Still, Ms. Patterson said, she wrestled with her decision and wasn’t sure which gubernatorial candidate would get her vote until Tuesday morning.
Hogan leads his Democrat opponent by 20 points and could become the first Maryland Republican governor to serve a second term since the 1950s.
Early Voting Broke Records
36 million voters turned in their ballots before today, which could mean a larger than normal overall turnout for a midterm election. University of Florida professor Michael McDonald spoke to Politico about the data he reviewed:
And that trend is expected to extend into Election Day. Early voters in three states — Texas, Nevada and Arizona — have already surpassed total turnout in the last midterm election, McDonald’s data shows, and more states will blow past their normal non-presidential turnout with just a handful more votes on Election Day. The high voting rates have transformed expectations about who will show up in the midterms — and they could inspire results that diverge from any pre-election polls that did not reckon with this year’s unusually high enthusiasm.
“This is not a normal election,” McDonald told POLITICO. “The best guess is that we’re looking at some sort of hybrid midterm/presidential election” in terms of turnout.
McDonald predicted that by the time all of the early votes are compiled, every state could surpass its 2014 totals. Tom Bonier, CEO of the Democratic data firm TargetSmart, projected that early voting could surpass 40 million when all the ballots are received.

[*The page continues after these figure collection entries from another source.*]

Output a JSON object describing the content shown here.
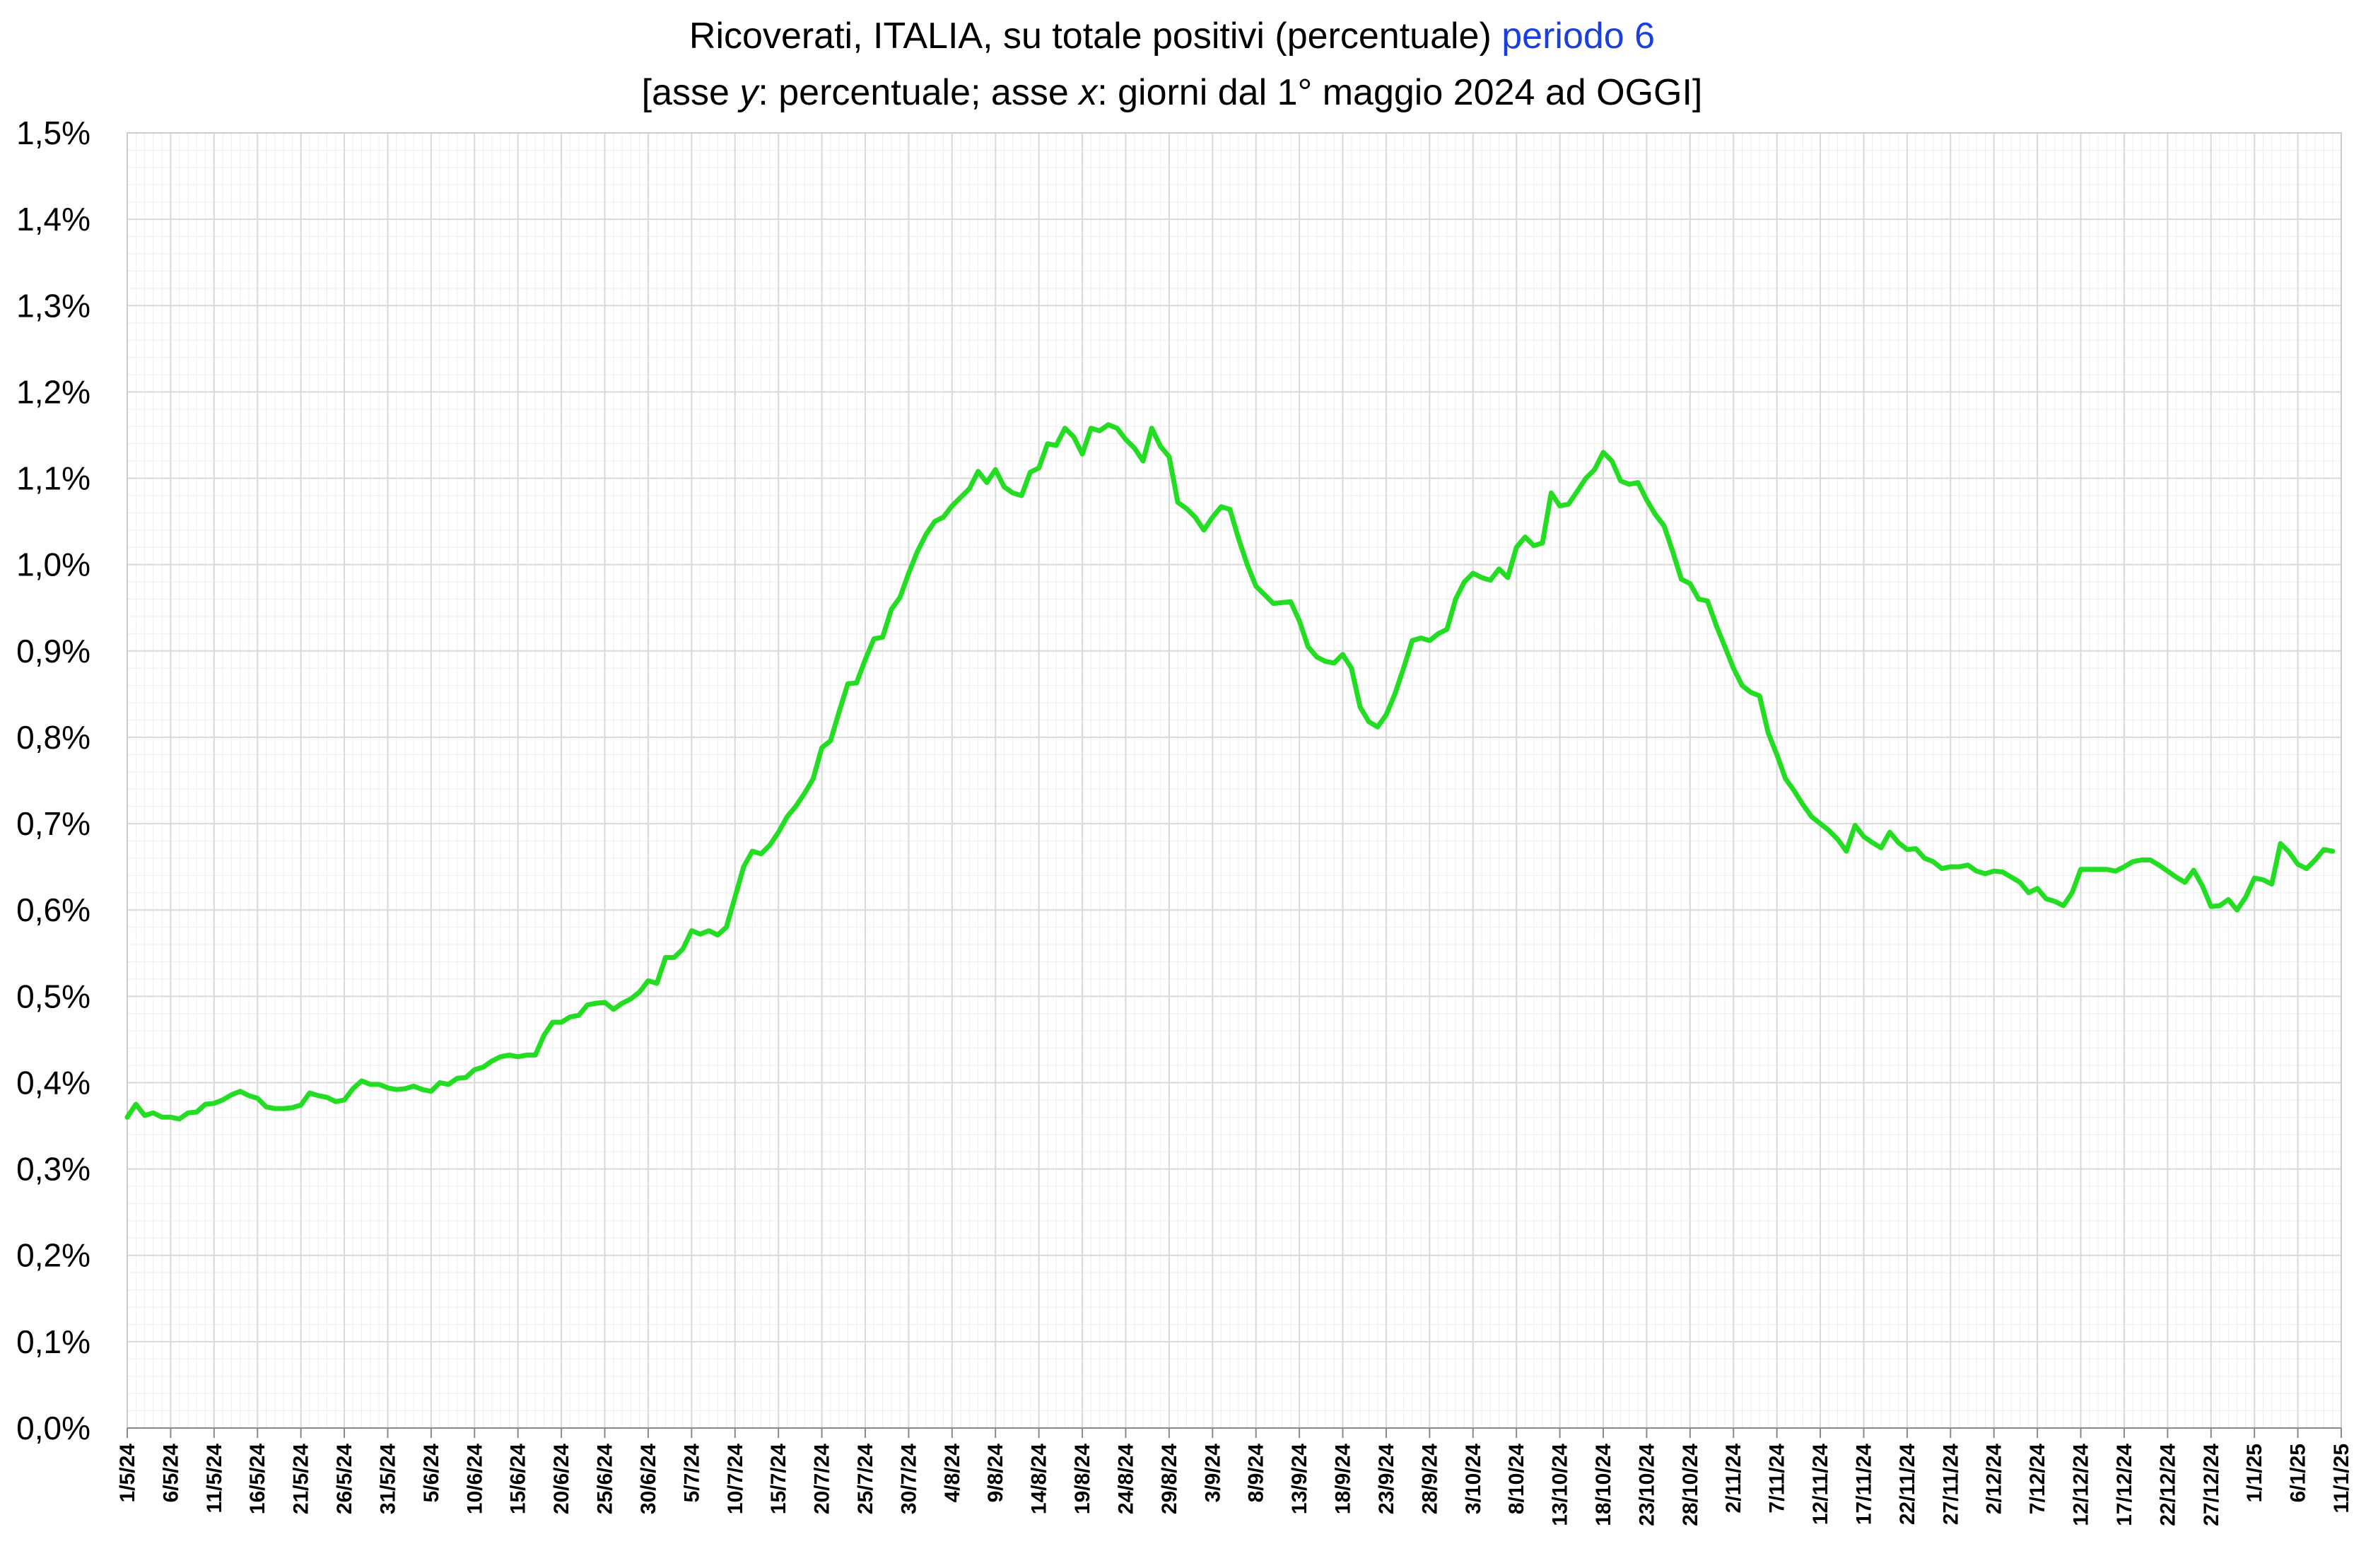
{
  "title": {
    "line1_main": "Ricoverati, ITALIA, su totale positivi (percentuale)",
    "line1_highlight": "periodo 6",
    "line2_open": "[asse ",
    "line2_y": "y",
    "line2_mid": ": percentuale; asse ",
    "line2_x": "x",
    "line2_rest": ": giorni dal 1° maggio 2024 ad OGGI]"
  },
  "colors": {
    "line": "#22dd22",
    "highlight": "#1a3fe0",
    "grid_major": "#d9d9d9",
    "grid_minor": "#eeeeee",
    "axis": "#888888"
  },
  "chart_data": {
    "type": "line",
    "ylim": [
      0,
      1.5
    ],
    "y_ticks": [
      "0,0%",
      "0,1%",
      "0,2%",
      "0,3%",
      "0,4%",
      "0,5%",
      "0,6%",
      "0,7%",
      "0,8%",
      "0,9%",
      "1,0%",
      "1,1%",
      "1,2%",
      "1,3%",
      "1,4%",
      "1,5%"
    ],
    "x_range": [
      "2024-05-01",
      "2025-01-11"
    ],
    "x_ticks": [
      "1/5/24",
      "6/5/24",
      "11/5/24",
      "16/5/24",
      "21/5/24",
      "26/5/24",
      "31/5/24",
      "5/6/24",
      "10/6/24",
      "15/6/24",
      "20/6/24",
      "25/6/24",
      "30/6/24",
      "5/7/24",
      "10/7/24",
      "15/7/24",
      "20/7/24",
      "25/7/24",
      "30/7/24",
      "4/8/24",
      "9/8/24",
      "14/8/24",
      "19/8/24",
      "24/8/24",
      "29/8/24",
      "3/9/24",
      "8/9/24",
      "13/9/24",
      "18/9/24",
      "23/9/24",
      "28/9/24",
      "3/10/24",
      "8/10/24",
      "13/10/24",
      "18/10/24",
      "23/10/24",
      "28/10/24",
      "2/11/24",
      "7/11/24",
      "12/11/24",
      "17/11/24",
      "22/11/24",
      "27/11/24",
      "2/12/24",
      "7/12/24",
      "12/12/24",
      "17/12/24",
      "22/12/24",
      "27/12/24",
      "1/1/25",
      "6/1/25",
      "11/1/25"
    ],
    "grid": true,
    "series": [
      {
        "points": [
          [
            "2024-05-01",
            0.36
          ],
          [
            "2024-05-02",
            0.375
          ],
          [
            "2024-05-03",
            0.362
          ],
          [
            "2024-05-04",
            0.365
          ],
          [
            "2024-05-05",
            0.36
          ],
          [
            "2024-05-06",
            0.36
          ],
          [
            "2024-05-07",
            0.358
          ],
          [
            "2024-05-08",
            0.365
          ],
          [
            "2024-05-09",
            0.366
          ],
          [
            "2024-05-10",
            0.375
          ],
          [
            "2024-05-11",
            0.376
          ],
          [
            "2024-05-12",
            0.38
          ],
          [
            "2024-05-13",
            0.386
          ],
          [
            "2024-05-14",
            0.39
          ],
          [
            "2024-05-15",
            0.385
          ],
          [
            "2024-05-16",
            0.382
          ],
          [
            "2024-05-17",
            0.372
          ],
          [
            "2024-05-18",
            0.37
          ],
          [
            "2024-05-19",
            0.37
          ],
          [
            "2024-05-20",
            0.371
          ],
          [
            "2024-05-21",
            0.374
          ],
          [
            "2024-05-22",
            0.388
          ],
          [
            "2024-05-23",
            0.385
          ],
          [
            "2024-05-24",
            0.383
          ],
          [
            "2024-05-25",
            0.378
          ],
          [
            "2024-05-26",
            0.38
          ],
          [
            "2024-05-27",
            0.393
          ],
          [
            "2024-05-28",
            0.402
          ],
          [
            "2024-05-29",
            0.398
          ],
          [
            "2024-05-30",
            0.398
          ],
          [
            "2024-05-31",
            0.394
          ],
          [
            "2024-06-01",
            0.392
          ],
          [
            "2024-06-02",
            0.393
          ],
          [
            "2024-06-03",
            0.396
          ],
          [
            "2024-06-04",
            0.392
          ],
          [
            "2024-06-05",
            0.39
          ],
          [
            "2024-06-06",
            0.4
          ],
          [
            "2024-06-07",
            0.398
          ],
          [
            "2024-06-08",
            0.405
          ],
          [
            "2024-06-09",
            0.406
          ],
          [
            "2024-06-10",
            0.415
          ],
          [
            "2024-06-11",
            0.418
          ],
          [
            "2024-06-12",
            0.425
          ],
          [
            "2024-06-13",
            0.43
          ],
          [
            "2024-06-14",
            0.432
          ],
          [
            "2024-06-15",
            0.43
          ],
          [
            "2024-06-16",
            0.432
          ],
          [
            "2024-06-17",
            0.432
          ],
          [
            "2024-06-18",
            0.455
          ],
          [
            "2024-06-19",
            0.47
          ],
          [
            "2024-06-20",
            0.47
          ],
          [
            "2024-06-21",
            0.476
          ],
          [
            "2024-06-22",
            0.478
          ],
          [
            "2024-06-23",
            0.49
          ],
          [
            "2024-06-24",
            0.492
          ],
          [
            "2024-06-25",
            0.493
          ],
          [
            "2024-06-26",
            0.485
          ],
          [
            "2024-06-27",
            0.492
          ],
          [
            "2024-06-28",
            0.497
          ],
          [
            "2024-06-29",
            0.505
          ],
          [
            "2024-06-30",
            0.518
          ],
          [
            "2024-07-01",
            0.515
          ],
          [
            "2024-07-02",
            0.545
          ],
          [
            "2024-07-03",
            0.545
          ],
          [
            "2024-07-04",
            0.555
          ],
          [
            "2024-07-05",
            0.576
          ],
          [
            "2024-07-06",
            0.572
          ],
          [
            "2024-07-07",
            0.576
          ],
          [
            "2024-07-08",
            0.571
          ],
          [
            "2024-07-09",
            0.58
          ],
          [
            "2024-07-10",
            0.615
          ],
          [
            "2024-07-11",
            0.65
          ],
          [
            "2024-07-12",
            0.668
          ],
          [
            "2024-07-13",
            0.665
          ],
          [
            "2024-07-14",
            0.675
          ],
          [
            "2024-07-15",
            0.69
          ],
          [
            "2024-07-16",
            0.708
          ],
          [
            "2024-07-17",
            0.72
          ],
          [
            "2024-07-18",
            0.735
          ],
          [
            "2024-07-19",
            0.752
          ],
          [
            "2024-07-20",
            0.788
          ],
          [
            "2024-07-21",
            0.796
          ],
          [
            "2024-07-22",
            0.83
          ],
          [
            "2024-07-23",
            0.862
          ],
          [
            "2024-07-24",
            0.863
          ],
          [
            "2024-07-25",
            0.89
          ],
          [
            "2024-07-26",
            0.914
          ],
          [
            "2024-07-27",
            0.916
          ],
          [
            "2024-07-28",
            0.948
          ],
          [
            "2024-07-29",
            0.962
          ],
          [
            "2024-07-30",
            0.99
          ],
          [
            "2024-07-31",
            1.015
          ],
          [
            "2024-08-01",
            1.035
          ],
          [
            "2024-08-02",
            1.05
          ],
          [
            "2024-08-03",
            1.055
          ],
          [
            "2024-08-04",
            1.068
          ],
          [
            "2024-08-05",
            1.078
          ],
          [
            "2024-08-06",
            1.088
          ],
          [
            "2024-08-07",
            1.108
          ],
          [
            "2024-08-08",
            1.095
          ],
          [
            "2024-08-09",
            1.11
          ],
          [
            "2024-08-10",
            1.09
          ],
          [
            "2024-08-11",
            1.083
          ],
          [
            "2024-08-12",
            1.08
          ],
          [
            "2024-08-13",
            1.107
          ],
          [
            "2024-08-14",
            1.112
          ],
          [
            "2024-08-15",
            1.14
          ],
          [
            "2024-08-16",
            1.138
          ],
          [
            "2024-08-17",
            1.158
          ],
          [
            "2024-08-18",
            1.148
          ],
          [
            "2024-08-19",
            1.128
          ],
          [
            "2024-08-20",
            1.158
          ],
          [
            "2024-08-21",
            1.155
          ],
          [
            "2024-08-22",
            1.162
          ],
          [
            "2024-08-23",
            1.158
          ],
          [
            "2024-08-24",
            1.145
          ],
          [
            "2024-08-25",
            1.135
          ],
          [
            "2024-08-26",
            1.12
          ],
          [
            "2024-08-27",
            1.158
          ],
          [
            "2024-08-28",
            1.137
          ],
          [
            "2024-08-29",
            1.125
          ],
          [
            "2024-08-30",
            1.072
          ],
          [
            "2024-08-31",
            1.065
          ],
          [
            "2024-09-01",
            1.055
          ],
          [
            "2024-09-02",
            1.04
          ],
          [
            "2024-09-03",
            1.055
          ],
          [
            "2024-09-04",
            1.067
          ],
          [
            "2024-09-05",
            1.064
          ],
          [
            "2024-09-06",
            1.03
          ],
          [
            "2024-09-07",
            1.0
          ],
          [
            "2024-09-08",
            0.975
          ],
          [
            "2024-09-09",
            0.965
          ],
          [
            "2024-09-10",
            0.955
          ],
          [
            "2024-09-11",
            0.956
          ],
          [
            "2024-09-12",
            0.957
          ],
          [
            "2024-09-13",
            0.935
          ],
          [
            "2024-09-14",
            0.905
          ],
          [
            "2024-09-15",
            0.893
          ],
          [
            "2024-09-16",
            0.888
          ],
          [
            "2024-09-17",
            0.886
          ],
          [
            "2024-09-18",
            0.896
          ],
          [
            "2024-09-19",
            0.88
          ],
          [
            "2024-09-20",
            0.835
          ],
          [
            "2024-09-21",
            0.818
          ],
          [
            "2024-09-22",
            0.812
          ],
          [
            "2024-09-23",
            0.826
          ],
          [
            "2024-09-24",
            0.85
          ],
          [
            "2024-09-25",
            0.88
          ],
          [
            "2024-09-26",
            0.912
          ],
          [
            "2024-09-27",
            0.915
          ],
          [
            "2024-09-28",
            0.912
          ],
          [
            "2024-09-29",
            0.92
          ],
          [
            "2024-09-30",
            0.925
          ],
          [
            "2024-10-01",
            0.96
          ],
          [
            "2024-10-02",
            0.98
          ],
          [
            "2024-10-03",
            0.99
          ],
          [
            "2024-10-04",
            0.985
          ],
          [
            "2024-10-05",
            0.982
          ],
          [
            "2024-10-06",
            0.995
          ],
          [
            "2024-10-07",
            0.985
          ],
          [
            "2024-10-08",
            1.02
          ],
          [
            "2024-10-09",
            1.032
          ],
          [
            "2024-10-10",
            1.022
          ],
          [
            "2024-10-11",
            1.025
          ],
          [
            "2024-10-12",
            1.083
          ],
          [
            "2024-10-13",
            1.068
          ],
          [
            "2024-10-14",
            1.07
          ],
          [
            "2024-10-15",
            1.085
          ],
          [
            "2024-10-16",
            1.1
          ],
          [
            "2024-10-17",
            1.11
          ],
          [
            "2024-10-18",
            1.13
          ],
          [
            "2024-10-19",
            1.12
          ],
          [
            "2024-10-20",
            1.097
          ],
          [
            "2024-10-21",
            1.093
          ],
          [
            "2024-10-22",
            1.095
          ],
          [
            "2024-10-23",
            1.075
          ],
          [
            "2024-10-24",
            1.058
          ],
          [
            "2024-10-25",
            1.045
          ],
          [
            "2024-10-26",
            1.015
          ],
          [
            "2024-10-27",
            0.983
          ],
          [
            "2024-10-28",
            0.978
          ],
          [
            "2024-10-29",
            0.96
          ],
          [
            "2024-10-30",
            0.958
          ],
          [
            "2024-10-31",
            0.93
          ],
          [
            "2024-11-01",
            0.905
          ],
          [
            "2024-11-02",
            0.88
          ],
          [
            "2024-11-03",
            0.86
          ],
          [
            "2024-11-04",
            0.852
          ],
          [
            "2024-11-05",
            0.848
          ],
          [
            "2024-11-06",
            0.805
          ],
          [
            "2024-11-07",
            0.78
          ],
          [
            "2024-11-08",
            0.752
          ],
          [
            "2024-11-09",
            0.738
          ],
          [
            "2024-11-10",
            0.722
          ],
          [
            "2024-11-11",
            0.708
          ],
          [
            "2024-11-12",
            0.7
          ],
          [
            "2024-11-13",
            0.692
          ],
          [
            "2024-11-14",
            0.682
          ],
          [
            "2024-11-15",
            0.668
          ],
          [
            "2024-11-16",
            0.698
          ],
          [
            "2024-11-17",
            0.685
          ],
          [
            "2024-11-18",
            0.678
          ],
          [
            "2024-11-19",
            0.672
          ],
          [
            "2024-11-20",
            0.69
          ],
          [
            "2024-11-21",
            0.678
          ],
          [
            "2024-11-22",
            0.67
          ],
          [
            "2024-11-23",
            0.671
          ],
          [
            "2024-11-24",
            0.66
          ],
          [
            "2024-11-25",
            0.656
          ],
          [
            "2024-11-26",
            0.648
          ],
          [
            "2024-11-27",
            0.65
          ],
          [
            "2024-11-28",
            0.65
          ],
          [
            "2024-11-29",
            0.652
          ],
          [
            "2024-11-30",
            0.645
          ],
          [
            "2024-12-01",
            0.642
          ],
          [
            "2024-12-02",
            0.645
          ],
          [
            "2024-12-03",
            0.644
          ],
          [
            "2024-12-04",
            0.638
          ],
          [
            "2024-12-05",
            0.632
          ],
          [
            "2024-12-06",
            0.62
          ],
          [
            "2024-12-07",
            0.625
          ],
          [
            "2024-12-08",
            0.613
          ],
          [
            "2024-12-09",
            0.61
          ],
          [
            "2024-12-10",
            0.605
          ],
          [
            "2024-12-11",
            0.62
          ],
          [
            "2024-12-12",
            0.647
          ],
          [
            "2024-12-13",
            0.647
          ],
          [
            "2024-12-14",
            0.647
          ],
          [
            "2024-12-15",
            0.647
          ],
          [
            "2024-12-16",
            0.645
          ],
          [
            "2024-12-17",
            0.65
          ],
          [
            "2024-12-18",
            0.656
          ],
          [
            "2024-12-19",
            0.658
          ],
          [
            "2024-12-20",
            0.658
          ],
          [
            "2024-12-21",
            0.652
          ],
          [
            "2024-12-22",
            0.645
          ],
          [
            "2024-12-23",
            0.638
          ],
          [
            "2024-12-24",
            0.632
          ],
          [
            "2024-12-25",
            0.646
          ],
          [
            "2024-12-26",
            0.628
          ],
          [
            "2024-12-27",
            0.604
          ],
          [
            "2024-12-28",
            0.605
          ],
          [
            "2024-12-29",
            0.612
          ],
          [
            "2024-12-30",
            0.6
          ],
          [
            "2024-12-31",
            0.615
          ],
          [
            "2025-01-01",
            0.637
          ],
          [
            "2025-01-02",
            0.635
          ],
          [
            "2025-01-03",
            0.63
          ],
          [
            "2025-01-04",
            0.677
          ],
          [
            "2025-01-05",
            0.667
          ],
          [
            "2025-01-06",
            0.653
          ],
          [
            "2025-01-07",
            0.648
          ],
          [
            "2025-01-08",
            0.658
          ],
          [
            "2025-01-09",
            0.67
          ],
          [
            "2025-01-10",
            0.668
          ]
        ]
      }
    ]
  }
}
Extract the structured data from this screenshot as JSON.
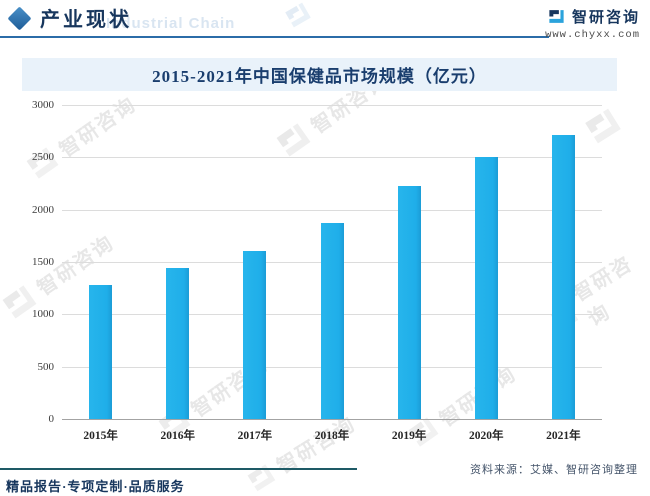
{
  "header": {
    "title": "产业现状",
    "watermark": "Industrial Chain",
    "brand": "智研咨询",
    "website": "www.chyxx.com",
    "accent_color": "#2b6ca8"
  },
  "chart_data": {
    "type": "bar",
    "title": "2015-2021年中国保健品市场规模（亿元）",
    "categories": [
      "2015年",
      "2016年",
      "2017年",
      "2018年",
      "2019年",
      "2020年",
      "2021年"
    ],
    "values": [
      1280,
      1440,
      1610,
      1870,
      2230,
      2500,
      2710
    ],
    "xlabel": "",
    "ylabel": "",
    "ylim": [
      0,
      3000
    ],
    "ytick_step": 500,
    "grid": true,
    "legend": "none",
    "bar_color": "#1faee9"
  },
  "footer": {
    "services": "精品报告·专项定制·品质服务",
    "source": "资料来源：艾媒、智研咨询整理"
  },
  "watermark": {
    "brand": "智研咨询"
  }
}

McDonald and those at Edison Media Research believe “105.5 million people will vote this year,” which is about 45% of those eligible to vote. Only 82 million voted in the 2014 midterms.
Which Races to Watch
The Wall Street Journal provided a detailed list, but here are mine:
- Missouri Senate race between Josh Hawley and Democrat incumbent Claire McCaskill
- Indiana Senate race between Mike Braun and Democrat incumbent Joe Donnelly
- North Dakota Senate race between Kevin Cramer and Democrat incumbent Heidi Heitkamp
- Montana Senate race between Matt Rosendale and Democrat incumbent Jon Tester
- Georgia’s governor’s race. Democrat Stacey Abrams could become America’s first black female governor.
- California in general because in the last few weeks, experts lost hope for a blue crash in the House races and think that the Democrats will only flip two seats.